Like NetworkX, GraphScope supports simple graph drawing through draw.

import graphscope.nx as nx

# create a star graph with 5 nodes
G = nx.star_graph(5)

# draw the graph with "nx.draw"
nx.draw(G, with_labels=True)

star_graph

Through some simple examples, we have shown the compatibility of GraphScope with the NetworkX interface and demonstrated the use of some graph operation/analysis interfaces. More detailed usage can be found in the GraphScope documentation.

Magnitude of Performance Improvement compared to NetworkX

GraphScope supports some of the built-in graph algorithms in NetworkX, and we can call these algorithms by calling the NetworkX algorithm.

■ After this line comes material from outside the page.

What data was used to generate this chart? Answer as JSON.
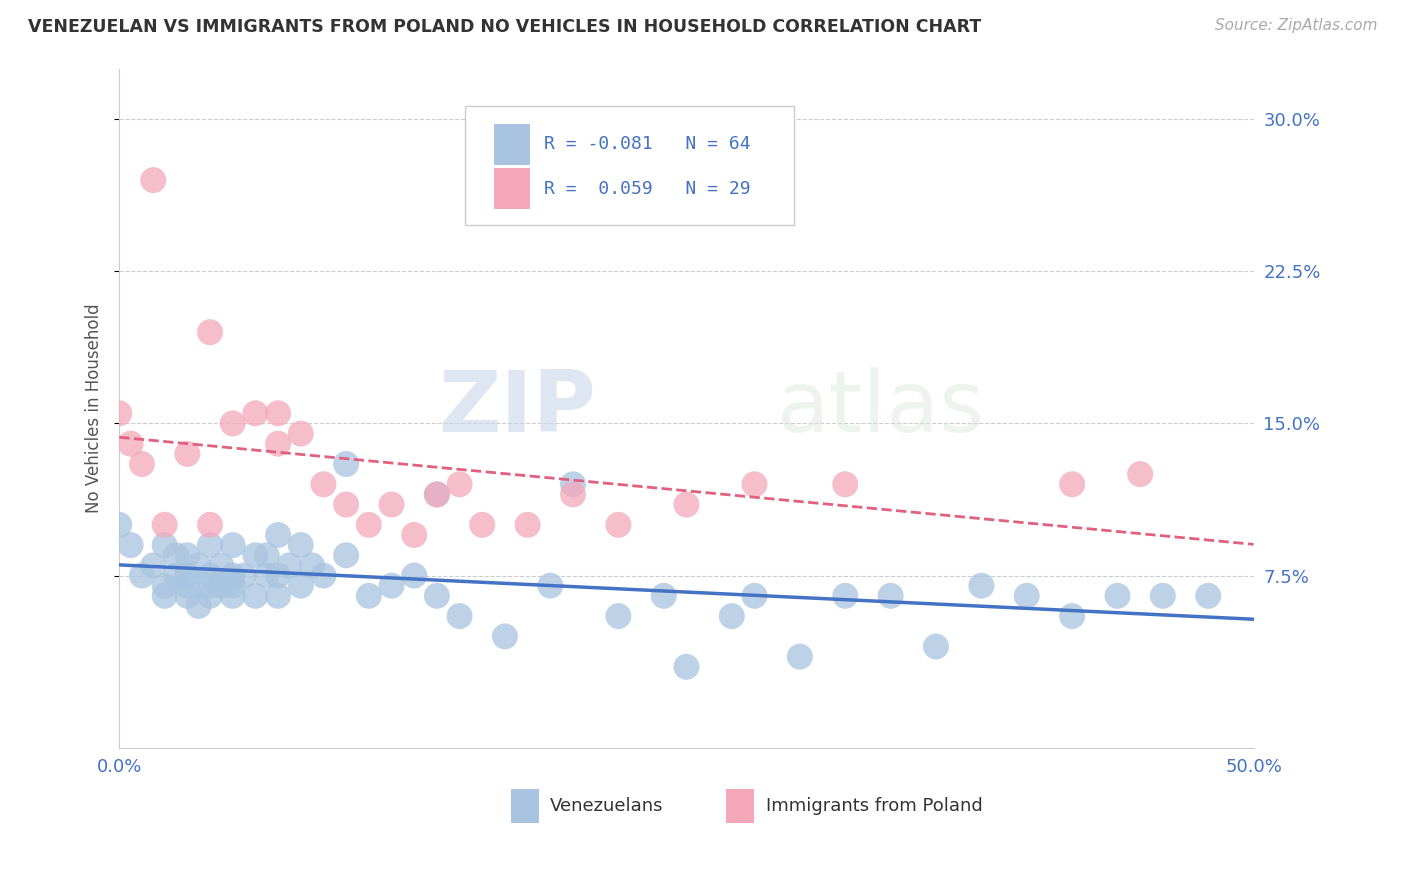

Below, we use a simple experiment to see how much GraphScope improves algorithm performance compared to NetworkX.

This experiment uses twitter data from SNAP, and tests the Clustering algorithm built into NetworkX. The machine used for the experiment has 8 CPUs and 16G of memory.

First, we prepare the data and use wget to download the dataset to the local environment.

wget https://raw.githubusercontent.com/GraphScope/gstest/master/twitter.e ${HOME}/twitter.e

Then we load the snap-twitter data into GraphScope and NetworkX separately.

import os
import graphscope.nx as gs_nx
import networkx as nx

# load snap-twitter data into NetworkX
g1 = nx.read_edgelist(
     os.path.expandvars('$HOME/twitter.e'),
     nodetype=int,
     data=False,
     create_using=nx.Graph
)
type(g1)
# networkx.classes.graph.Graph

# load snap-twitter data into GraphScope
g2 = gs_nx.read_edgelist(
     os.path.expandvars('$HOME/twitter.e'),
     nodetype=int,
     data=False,
     create_using=gs_nx.Graph
)
type(g2)
# graphscope.nx.classes.graph.Graph

We use the Clustering algorithm to analyze the graph and see how much GraphScope improves algorithm performance compared to NetworkX.

%%time
# calculate the clustering coefficient of each node in the graph using GraphScope
ret_gs = gs_nx.clustering(g2)
# CPU times: user 213 ms, sys: 163 ms, total: 376 ms
# Wall time: 2.9 s

%%time
# calculate the clustering coefficient of each node in the graph using NetworkX
ret_nx = nx.clustering(g1)
# CPU times: user 54.8 s, sys: 0 ns, total: 54.8 s
# Wall time: 54.8 s

# compare the results
ret_gs == ret_nx
# True

From the experimental results, we can see that GraphScope’s built-in algorithms can achieve several orders of magnitude performance improvement compared to NetworkX, while providing simple and easy-to-use interfaces compatible with NetworkX.

Conclusion

This article introduces how to use GraphScope to operate and analyze graph in the style of NetworkX. Furthermore, we compare GraphScope’s compatibility with NetworkX interfaces and its high-performance analytical capabilities using clustering algorithms analyzed on the snap-twitter graph data.